For a wounded nation, finding solace is tough, but nothing soothes frayed nerves like Thanksgiving, an all-American holiday steeped in comforting traditions.

This year, gathering with family and friends, eating dishes enjoyed since childhood, cooking and even watching football or the Macy's Thanksgiving Day parade are all balms for the edginess felt since the country was rocked by terrorism.

"I think it will be one of the most important Thanksgivings we've had in a long time," said Frank Farley, former president of the American Psychological Association. "Of course many people have lost loved ones and for them this first holiday since the disaster will be very emotional and could be a bittersweet day to give thanks. The nation at large will feel more, and be thinking more about what Thanksgiving really means."

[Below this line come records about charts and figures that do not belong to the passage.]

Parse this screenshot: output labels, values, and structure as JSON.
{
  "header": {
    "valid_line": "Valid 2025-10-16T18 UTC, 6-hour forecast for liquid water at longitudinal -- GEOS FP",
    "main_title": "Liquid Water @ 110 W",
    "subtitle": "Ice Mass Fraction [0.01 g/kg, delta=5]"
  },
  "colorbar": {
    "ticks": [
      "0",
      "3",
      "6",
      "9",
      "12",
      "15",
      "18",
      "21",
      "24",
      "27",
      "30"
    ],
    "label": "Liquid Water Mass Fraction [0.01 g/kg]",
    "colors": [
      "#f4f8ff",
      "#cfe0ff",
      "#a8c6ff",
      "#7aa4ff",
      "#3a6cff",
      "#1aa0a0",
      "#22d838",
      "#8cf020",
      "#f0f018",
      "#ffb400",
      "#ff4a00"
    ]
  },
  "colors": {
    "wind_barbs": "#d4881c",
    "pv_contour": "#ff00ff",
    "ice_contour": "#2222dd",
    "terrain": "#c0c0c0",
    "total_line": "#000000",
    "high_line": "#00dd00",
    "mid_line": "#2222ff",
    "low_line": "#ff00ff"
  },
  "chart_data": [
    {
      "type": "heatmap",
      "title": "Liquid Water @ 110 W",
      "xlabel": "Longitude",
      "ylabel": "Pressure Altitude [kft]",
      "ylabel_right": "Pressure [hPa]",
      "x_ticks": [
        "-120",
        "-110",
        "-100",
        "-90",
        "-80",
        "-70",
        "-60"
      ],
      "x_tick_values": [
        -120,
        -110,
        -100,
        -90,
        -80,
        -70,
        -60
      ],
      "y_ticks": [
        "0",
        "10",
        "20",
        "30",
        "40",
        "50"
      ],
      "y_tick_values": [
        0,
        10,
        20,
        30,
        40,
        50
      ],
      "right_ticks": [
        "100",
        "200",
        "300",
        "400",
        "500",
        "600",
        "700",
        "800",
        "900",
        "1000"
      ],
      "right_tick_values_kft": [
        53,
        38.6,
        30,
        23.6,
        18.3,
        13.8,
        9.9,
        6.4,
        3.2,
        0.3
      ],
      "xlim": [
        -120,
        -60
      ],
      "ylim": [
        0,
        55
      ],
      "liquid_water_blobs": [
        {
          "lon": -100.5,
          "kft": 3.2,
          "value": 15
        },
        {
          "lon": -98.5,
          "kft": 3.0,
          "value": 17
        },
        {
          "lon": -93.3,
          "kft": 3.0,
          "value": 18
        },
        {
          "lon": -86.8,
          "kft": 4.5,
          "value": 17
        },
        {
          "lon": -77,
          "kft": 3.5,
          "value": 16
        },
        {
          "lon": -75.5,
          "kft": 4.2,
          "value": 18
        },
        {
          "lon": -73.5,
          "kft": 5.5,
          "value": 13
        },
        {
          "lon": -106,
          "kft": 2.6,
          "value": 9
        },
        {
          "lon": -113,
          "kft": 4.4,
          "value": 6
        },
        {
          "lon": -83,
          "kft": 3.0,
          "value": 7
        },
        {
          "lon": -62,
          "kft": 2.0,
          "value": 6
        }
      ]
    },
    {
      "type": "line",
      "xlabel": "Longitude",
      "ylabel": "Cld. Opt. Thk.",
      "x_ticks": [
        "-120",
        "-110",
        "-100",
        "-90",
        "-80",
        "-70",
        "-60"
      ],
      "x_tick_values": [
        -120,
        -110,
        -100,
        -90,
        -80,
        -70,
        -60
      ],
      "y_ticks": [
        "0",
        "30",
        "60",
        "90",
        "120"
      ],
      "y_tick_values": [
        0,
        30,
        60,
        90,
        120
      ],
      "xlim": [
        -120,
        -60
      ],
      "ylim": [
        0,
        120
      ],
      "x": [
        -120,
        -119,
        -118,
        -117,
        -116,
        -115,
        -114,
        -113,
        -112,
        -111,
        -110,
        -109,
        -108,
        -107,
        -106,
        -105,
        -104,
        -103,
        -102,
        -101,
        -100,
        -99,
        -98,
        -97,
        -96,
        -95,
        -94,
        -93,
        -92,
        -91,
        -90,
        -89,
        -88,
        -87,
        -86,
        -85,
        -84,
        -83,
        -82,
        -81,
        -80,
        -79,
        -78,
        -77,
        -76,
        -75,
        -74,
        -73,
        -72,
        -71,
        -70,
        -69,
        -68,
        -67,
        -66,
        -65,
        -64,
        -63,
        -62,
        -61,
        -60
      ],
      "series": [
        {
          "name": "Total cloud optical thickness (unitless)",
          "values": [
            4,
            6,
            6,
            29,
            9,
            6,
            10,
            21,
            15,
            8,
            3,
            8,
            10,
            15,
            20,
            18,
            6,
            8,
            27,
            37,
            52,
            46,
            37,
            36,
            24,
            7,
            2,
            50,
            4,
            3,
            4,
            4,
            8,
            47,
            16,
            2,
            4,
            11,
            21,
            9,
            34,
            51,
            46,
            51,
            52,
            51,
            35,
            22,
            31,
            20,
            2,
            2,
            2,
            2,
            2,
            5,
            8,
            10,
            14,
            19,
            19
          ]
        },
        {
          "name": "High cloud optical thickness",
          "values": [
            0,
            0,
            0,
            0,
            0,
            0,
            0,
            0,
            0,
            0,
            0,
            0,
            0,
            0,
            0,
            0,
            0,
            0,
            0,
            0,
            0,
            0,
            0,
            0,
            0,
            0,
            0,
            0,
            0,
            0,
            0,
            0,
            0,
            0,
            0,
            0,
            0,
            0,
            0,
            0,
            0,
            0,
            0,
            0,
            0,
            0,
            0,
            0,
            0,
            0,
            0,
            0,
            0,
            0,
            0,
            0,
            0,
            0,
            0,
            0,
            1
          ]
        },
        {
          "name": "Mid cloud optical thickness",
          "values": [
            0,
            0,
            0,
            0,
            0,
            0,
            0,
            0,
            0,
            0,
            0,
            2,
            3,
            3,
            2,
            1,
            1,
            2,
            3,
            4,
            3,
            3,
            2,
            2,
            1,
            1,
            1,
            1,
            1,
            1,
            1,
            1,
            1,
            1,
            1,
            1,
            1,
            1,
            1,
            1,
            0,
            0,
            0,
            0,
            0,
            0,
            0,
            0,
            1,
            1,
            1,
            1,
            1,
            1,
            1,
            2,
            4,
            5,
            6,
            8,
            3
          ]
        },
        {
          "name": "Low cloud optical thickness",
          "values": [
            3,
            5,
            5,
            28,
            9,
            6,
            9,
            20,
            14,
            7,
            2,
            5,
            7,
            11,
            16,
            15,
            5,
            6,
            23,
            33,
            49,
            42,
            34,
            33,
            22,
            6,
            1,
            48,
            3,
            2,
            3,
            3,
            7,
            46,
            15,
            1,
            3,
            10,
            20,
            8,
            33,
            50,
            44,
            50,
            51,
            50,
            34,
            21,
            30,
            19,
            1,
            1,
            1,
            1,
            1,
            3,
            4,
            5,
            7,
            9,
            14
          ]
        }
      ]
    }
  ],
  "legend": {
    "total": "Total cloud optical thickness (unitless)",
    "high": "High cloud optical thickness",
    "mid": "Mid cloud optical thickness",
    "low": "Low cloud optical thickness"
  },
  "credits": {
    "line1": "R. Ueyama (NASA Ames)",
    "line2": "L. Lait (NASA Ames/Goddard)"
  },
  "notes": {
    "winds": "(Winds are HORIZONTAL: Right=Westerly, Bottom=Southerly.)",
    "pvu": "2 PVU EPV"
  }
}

While many people are spending the long weekend with family, fears of flying and busy work schedules are preventing some from traveling. But even those who can't be with blood relatives are pulling together to form adoptive families.

"Two of my employees aren't comfortable flying so they're coming to eat with my family," said Nada Lantz, owner of Lantz-a-Lot Inc., a retail management firm in Palm Beach, Fla. "We made our place a haven this year for family and friends."

And Lantz is forgoing some of the day's formality to make herself and her guests more comfortable after enduring a very rough autumn.

Her normally formal dinner party will be replaced by a casual meal served buffet style, and jeans will be the dress code for a laid-back holiday.

"It will be much more of a quiet reflective type of day," she said. "Everyone has a lot weighing on their minds, so it's a good time of year to be thankful."

Although air travel is expected to be down 15 percent, anxiety about traveling isn't enough to keep some people from family even if it requires extra effort.

Caroline Tavelli-Abar, a New York City artist, normally enjoys a quiet Thanksgiving at home, but since Sept. 11 she said she's found herself desperately wanting to be with family.

"I'm flying out to San Francisco. I would not be going if it wasn't for Sept. 11," she said. "I really want to see my brother, I miss him so much lately, so I'm going."

This year America is opening its hearts and homes more than ever. Just as people all over the country pitched in after the terrorist attacks by donating food, blood and time, this holiday many people are also volunteering at homeless shelters and community centers.

Scottie Wait, volunteer coordinator at Pine Street Inn, a homeless shelter in Boston, said this year so many people want to help with Thanksgiving services that the shelter has created a waiting list.

"Right now we have about 160 volunteers set to come in Thanksgiving day and the day before, and those numbers are up by about 25 people," she said. "We have a waiting list of almost 60 people who are hoping to help. We're getting 30 to 40 calls every day from people looking to volunteer."

Helping others benefits more than those in need, said Farley. Volunteering boosts people's self-esteem and sense of community. He added that another way for everyone to feel better this holiday is by sticking to turkey day traditions.

"In periods of uncertainty, traditions are like solid ground," he said. "We are going through a period of enormous uncertainty, and they act as a beacon of hope. We have been so busy trying to get the country back together again, so this is a time for loved ones to come together and talk about things finally."

One of the most prominent traditions of the holiday is, of course, the food: beloved hearty dishes that are instilled in American life.

"Food is about much more than nourishment. It is a kind of celebration of the fact that we live in a county of plenty, and we're with our families and can enjoy this plenty together," said the executive editor of Gourmet magazine, John Willoughby. "Since Sept. 11 most of us have yearned to be with our loved ones and what do you do with them? You eat! The only place traditionally families are always together is around the table. It's a very communal act and will be much more marked this year."

But even more important than the actual food is the time families and friends will spend together, said Willoughby. "The eating part doesn't take that long. People in the kitchen for hours together cooking and cleaning up, that's just as important a part of the whole day, the group dynamic."

Thanksgiving traditions, with unique family touches, are like a security blanket Americans can't wait to feel comforted by this year.

"We may be having a more casual day but I still will be surrounded by people I love and eat the food I've had every year," said Lantz. "It's sentimental, it's comforting and it's important."